When in doubt, drink it out.
City Councilman Jumaane Williams and Kirsten Jon Foy, an aide to Public Advocate Bill de Blasio, have sent letters to Mayor Bloomberg and Police Commissioner Ray Kelly requesting a beer summit to discuss police accountability.
"You had in the past expressed an interest in the value of sitting down over a beer to work out the issues, and we hope you are just as willing to sit down with myself, Kirsten and a number of young black and Latino New Yorkers that have been affected by unfair policing tactics," Councilman Williams wrote.

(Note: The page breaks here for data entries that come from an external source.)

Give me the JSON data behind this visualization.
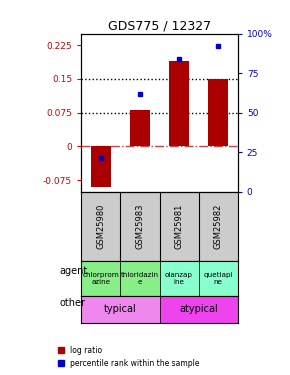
{
  "title": "GDS775 / 12327",
  "samples": [
    "GSM25980",
    "GSM25983",
    "GSM25981",
    "GSM25982"
  ],
  "log_ratios": [
    -0.09,
    0.08,
    0.19,
    0.15
  ],
  "percentile_ranks": [
    0.21,
    0.62,
    0.84,
    0.92
  ],
  "ylim_left": [
    -0.1,
    0.25
  ],
  "ylim_right": [
    0,
    1.0
  ],
  "yticks_left": [
    -0.075,
    0,
    0.075,
    0.15,
    0.225
  ],
  "ytick_labels_left": [
    "-0.075",
    "0",
    "0.075",
    "0.15",
    "0.225"
  ],
  "yticks_right": [
    0.0,
    0.25,
    0.5,
    0.75,
    1.0
  ],
  "ytick_labels_right": [
    "0",
    "25",
    "50",
    "75",
    "100%"
  ],
  "hlines": [
    0.075,
    0.15
  ],
  "bar_color": "#aa0000",
  "dot_color": "#0000cc",
  "agent_labels": [
    "chlorprom\nazine",
    "thioridazin\ne",
    "olanzap\nine",
    "quetiapi\nne"
  ],
  "agent_colors_left": [
    "#88ee88",
    "#88ee88"
  ],
  "agent_colors_right": [
    "#88ffcc",
    "#88ffcc"
  ],
  "other_label_left": "typical",
  "other_label_right": "atypical",
  "other_color_left": "#ee88ee",
  "other_color_right": "#ee44ee",
  "sample_bg_color": "#cccccc",
  "left_label_color": "#cc0000",
  "right_label_color": "#0000cc",
  "zero_line_color": "#cc4444",
  "dotted_line_color": "#000000",
  "legend_red": "log ratio",
  "legend_blue": "percentile rank within the sample"
}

Williams and Foy, both of whom are black, were thrown to the ground and handcuffed by NYPD officers during the West Indian Day parade in September for crossing a police barricade they had permission to pass. After their identities were confirmed, they were released and Kelly issued a formal apology. Williams and Foy later claimed their arrests were symptomatic of widespread racial profiling by the NYPD.
After the incident, Mayor Bloomberg said,"I assume it'll probably turn out to be just a misunderstanding. The police have a job to do and the city councilman has a job to do and hopefully, every once in a while, if there''s a misunderstanding, that they have a beer together and work it out."
And now, after 70 pages-worth of racially-charged and violent comments by Facebookers claiming to be NYPD officers have been uncovered, Williams and Foy are taking Bloomberg up on his suggestion, and inviting hizzoner himself. Kelly said Thursday that the officers who made the comments would be disciplined.
"This is not about justice for either of us, but rather justice for the hundreds of thousands of New Yorkers that have been discriminated against by this police culture," Councilman Williams wrote in the letter.
Williams has long been a critic of the NYPD's stop-and-frisk policy, which many say unfairly targets blacks and latinos. He also spoken out before about police corruption and police conduct during the Occupy Wall Street protests. Williams was arrested again by NYPD officers after an act of civil disobedience during Occupy Wall Street's "Day Of Action" on November 17.
According to The New York Observer, Williams also sent a letter Wednesday to Department of Education Chancellor Dennis Walcott, requesting that Walcott meet with him and Mr. Foy to discuss mandating "Know Your Rights" training in schools to advise students on how to handle being stopped by the police. One student is arrested by the NYPD every day in New York City schools, and of those arrested, 94 percent of whom are black or latino.